Quer por inépcia, quer por outra razão, conclusões da PF sobre o escândalo do dossiê atendem a anseios do círculo lulista

"O MAIS difícil na solução de problemas é justamente provar aquilo que é óbvio." A frase do superintendente da Polícia Federal em Cuiabá, Daniel Lorenz de Azevedo, sintetiza o desfecho frustrante das investigações sobre o chamado escândalo do dossiê.
Jorge Lorenzetti, "analista de mídia" da chapa à reeleição presidencial, e Ricardo Berzoini, então presidente do PT e chefe da campanha de Lula, foram isentos de culpa. O relatório reconhece que o dossiê foi oferecido de início à campanha nacional do PT, mas julga insuficientes os elementos para indiciar seus principais integrantes. O ônus recai inteiro sobre a campanha do senador Aloizio Mercadante, candidato petista ao governo de São Paulo, indiciado sob acusação de crime eleitoral.

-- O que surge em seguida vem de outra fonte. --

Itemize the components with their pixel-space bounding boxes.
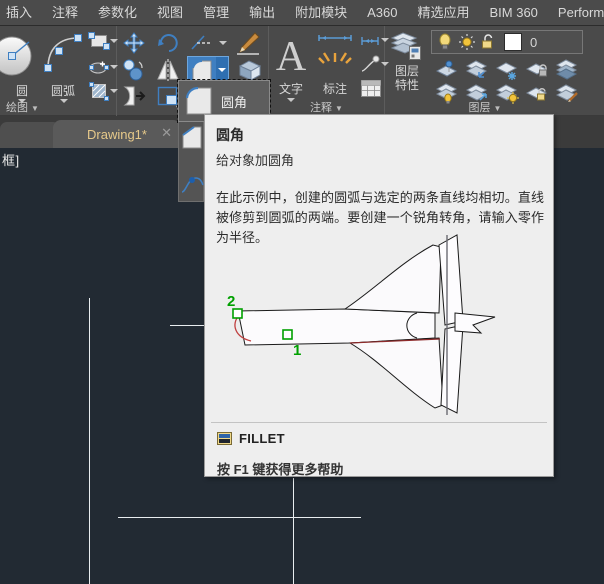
pick-marker-1 bbox=[283, 330, 292, 339]
current-layer-name: 0 bbox=[530, 35, 537, 50]
move-tool[interactable] bbox=[121, 31, 147, 55]
ribbon-tab-addins[interactable]: 附加模块 bbox=[285, 0, 357, 26]
tooltip-separator bbox=[211, 422, 547, 423]
text-tool-label: 文字 bbox=[271, 80, 311, 97]
layer-properties-label-line2: 特性 bbox=[387, 78, 427, 92]
fillet-flyout-list[interactable] bbox=[178, 122, 204, 202]
tooltip-command-row: FILLET bbox=[217, 431, 285, 446]
panel-draw-title: 绘图▼ bbox=[0, 99, 122, 115]
3d-array-tool[interactable] bbox=[237, 58, 263, 82]
close-icon[interactable]: ✕ bbox=[161, 126, 172, 140]
match-properties-tool[interactable] bbox=[235, 30, 261, 56]
layer-thaw-sun-icon[interactable] bbox=[458, 33, 476, 51]
panel-layers-title-text: 图层 bbox=[469, 102, 491, 114]
layer-lock-tool[interactable] bbox=[525, 58, 551, 80]
pick-marker-2 bbox=[233, 309, 242, 318]
trim-tool[interactable] bbox=[189, 31, 217, 55]
ribbon-tab-a360[interactable]: A360 bbox=[357, 0, 407, 26]
current-layer-control[interactable]: 0 bbox=[431, 30, 583, 54]
dimension-tool[interactable] bbox=[315, 31, 355, 75]
ribbon-tab-featured[interactable]: 精选应用 bbox=[407, 0, 479, 26]
layer-isolate-tool[interactable] bbox=[555, 58, 581, 80]
ribbon-tab-view[interactable]: 视图 bbox=[147, 0, 193, 26]
layer-on-bulb-icon[interactable] bbox=[436, 33, 454, 51]
layer-previous-tool[interactable] bbox=[465, 58, 491, 80]
circle-tool[interactable] bbox=[0, 30, 44, 82]
pick-label-1: 1 bbox=[293, 342, 301, 359]
canvas-line-vertical-left bbox=[89, 298, 90, 584]
panel-draw: 圆 圆弧 bbox=[0, 26, 117, 116]
panel-layers-title: 图层▼ bbox=[385, 99, 585, 115]
ribbon-tab-insert[interactable]: 插入 bbox=[0, 0, 42, 26]
ribbon-panel-strip: 圆 圆弧 bbox=[0, 26, 604, 116]
ribbon-tab-bim360[interactable]: BIM 360 bbox=[480, 0, 548, 26]
pick-label-2: 2 bbox=[227, 293, 235, 310]
copy-tool[interactable] bbox=[121, 58, 147, 82]
start-tab[interactable] bbox=[0, 122, 60, 148]
circle-tool-label: 圆 bbox=[0, 82, 44, 99]
panel-annotation-title: 注释▼ bbox=[269, 99, 384, 115]
layer-color-swatch[interactable] bbox=[504, 33, 522, 51]
rotate-tool[interactable] bbox=[155, 31, 181, 55]
svg-text:A: A bbox=[276, 34, 307, 76]
tooltip-illustration: 2 1 bbox=[205, 233, 553, 423]
layer-match-tool[interactable] bbox=[435, 58, 461, 80]
arc-tool[interactable] bbox=[40, 30, 86, 76]
tooltip-title: 圆角 bbox=[216, 125, 244, 145]
tooltip-subtitle: 给对象加圆角 bbox=[216, 150, 294, 169]
layer-properties-tool[interactable] bbox=[389, 30, 423, 62]
ribbon-tab-output[interactable]: 输出 bbox=[239, 0, 285, 26]
ellipse-tool[interactable] bbox=[88, 58, 110, 78]
ribbon-tab-parametric[interactable]: 参数化 bbox=[88, 0, 147, 26]
panel-annotation-title-text: 注释 bbox=[310, 102, 332, 114]
fillet-flyout-label: 圆角 bbox=[221, 92, 247, 111]
ribbon-tab-manage[interactable]: 管理 bbox=[193, 0, 239, 26]
command-prompt-text: 框] bbox=[2, 150, 20, 169]
canvas-line-vertical-center bbox=[293, 478, 294, 584]
layer-freeze-tool[interactable] bbox=[495, 58, 521, 80]
panel-layers: 图层 特性 0 bbox=[385, 26, 604, 116]
command-icon bbox=[217, 432, 232, 445]
tooltip-help-text: 按 F1 键获得更多帮助 bbox=[217, 459, 343, 478]
fillet-tooltip: 圆角 给对象加圆角 在此示例中，创建的圆弧与选定的两条直线均相切。直线被修剪到圆… bbox=[204, 114, 554, 477]
arc-tool-label: 圆弧 bbox=[40, 82, 86, 99]
table-tool[interactable] bbox=[359, 78, 383, 100]
leader-tool[interactable] bbox=[359, 54, 381, 74]
linear-dimension-tool[interactable] bbox=[359, 32, 381, 50]
ribbon-tab-bar: 插入 注释 参数化 视图 管理 输出 附加模块 A360 精选应用 BIM 36… bbox=[0, 0, 604, 26]
panel-draw-title-text: 绘图 bbox=[6, 102, 28, 114]
layer-unlock-icon[interactable] bbox=[480, 33, 498, 51]
rectangle-tool[interactable] bbox=[88, 32, 110, 52]
panel-annotation: A 文字 标注 bbox=[269, 26, 385, 116]
tooltip-command-name: FILLET bbox=[239, 431, 285, 446]
drawing-tab-drawing1[interactable]: Drawing1* ✕ bbox=[53, 120, 181, 148]
text-tool[interactable]: A bbox=[271, 32, 311, 76]
layer-properties-label: 图层 特性 bbox=[387, 64, 427, 92]
canvas-line-horizontal-low bbox=[118, 517, 361, 518]
mirror-tool[interactable] bbox=[155, 58, 181, 82]
trim-dropdown-icon[interactable] bbox=[219, 41, 227, 45]
ribbon-tab-performance[interactable]: Performance bbox=[548, 0, 604, 26]
ribbon-tab-annotate[interactable]: 注释 bbox=[42, 0, 88, 26]
dimension-tool-label: 标注 bbox=[315, 80, 355, 97]
drawing-tab-label: Drawing1* bbox=[87, 127, 147, 142]
layer-properties-label-line1: 图层 bbox=[387, 64, 427, 78]
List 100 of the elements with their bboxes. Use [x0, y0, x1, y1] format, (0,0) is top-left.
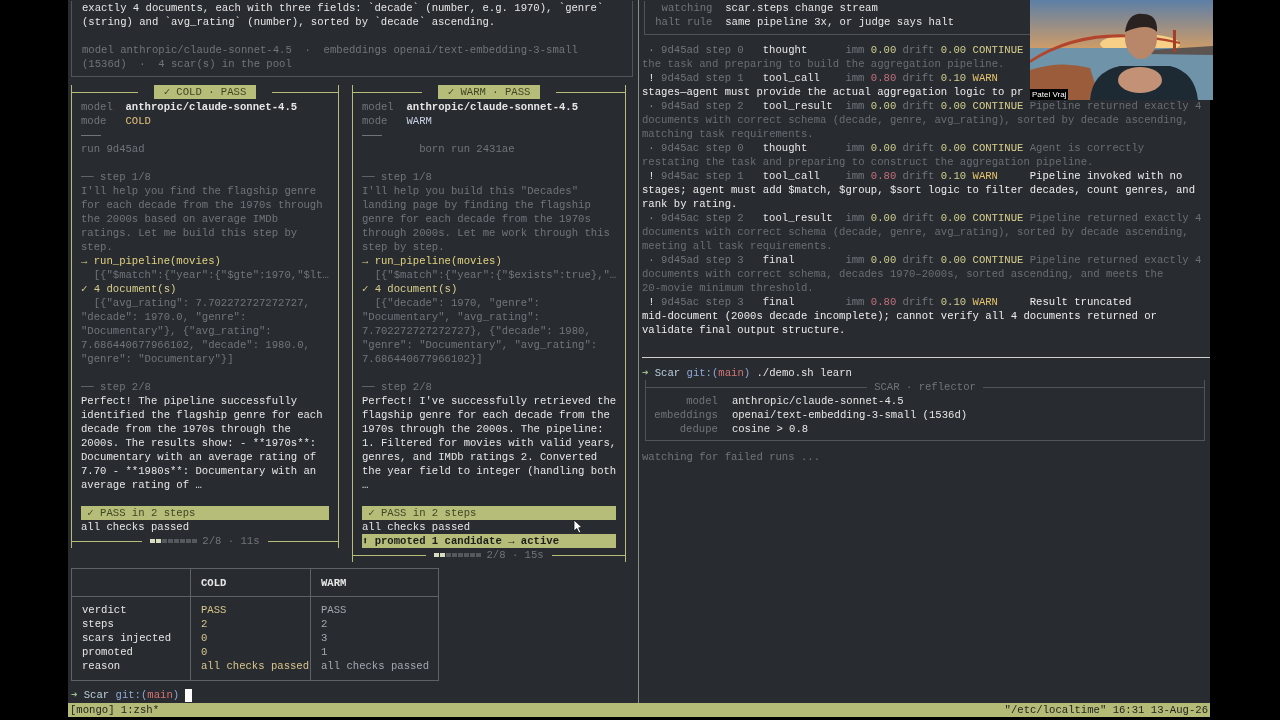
run-config-text: model anthropic/claude-sonnet-4.5 · embeddings openai/text-embedding-3-small (1536d) · 4 scar(s) in the pool [82, 43, 579, 71]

É de causar espécie que nenhum "aloprado" -o termo é de Lula- com status na campanha presidencial tenha sido indiciado. O relatório afirma que "a pessoa encarregada de centralizar os acordos foi Jorge Lorenzetti", mas não considera o fato uma evidência conclusiva.
A incapacidade da PF de "provar o óbvio" veio a calhar para o séquito lulista. Desde a eclosão do escândalo, a obsessão do círculo presidencial foi uma só: isentar a campanha pela reeleição de toda e qualquer responsabilidade na trama para incriminar adversários do PSDB.
O cálculo político mais elementar indicava que os estragos seriam mais manejáveis com o episódio circunscrito ao âmbito estadual. Entre rifar o candidato derrotado em São Paulo e pôr em risco o projeto da reeleição, os líderes partidários não hesitaram em concentrar suas energias na primeira escolha.
Mas o fato é que Mercadante, que nega tudo com veemência, não tem razão para preocupar-se -ao menos na esfera penal. O relatório não esconde a inépcia (e essa é a melhor das hipóteses) da PF, que não conseguiu identificar de modo irrefutável a origem do dinheiro sujo usado na tentativa de comprar os Vedoin, pivôs do escândalo dos sanguessugas.
Os modestos avanços na tentativa de traçar o percurso do R$ 1,17 milhão e dos US$ 248,8 mil apreendidos em São Paulo foram abortados. Atribua-se a culpa à "constante preocupação de todos os envolvidos em dissimular os fatos ocorridos, trazendo sérios entraves às investigações." Alguém precisaria lembrar aos autores do texto que a polícia existe justamente para contornar esses "sérios entraves".
Se o relatório fosse uma encomenda da Presidência, dificilmente seria mais apropriado. Descartada, só por hipótese, a pressão política, resta a inépcia da PF -tão decantada no governo Lula por sua "eficiência"-, incapaz de elucidar o mais grave escândalo das eleições de 2006.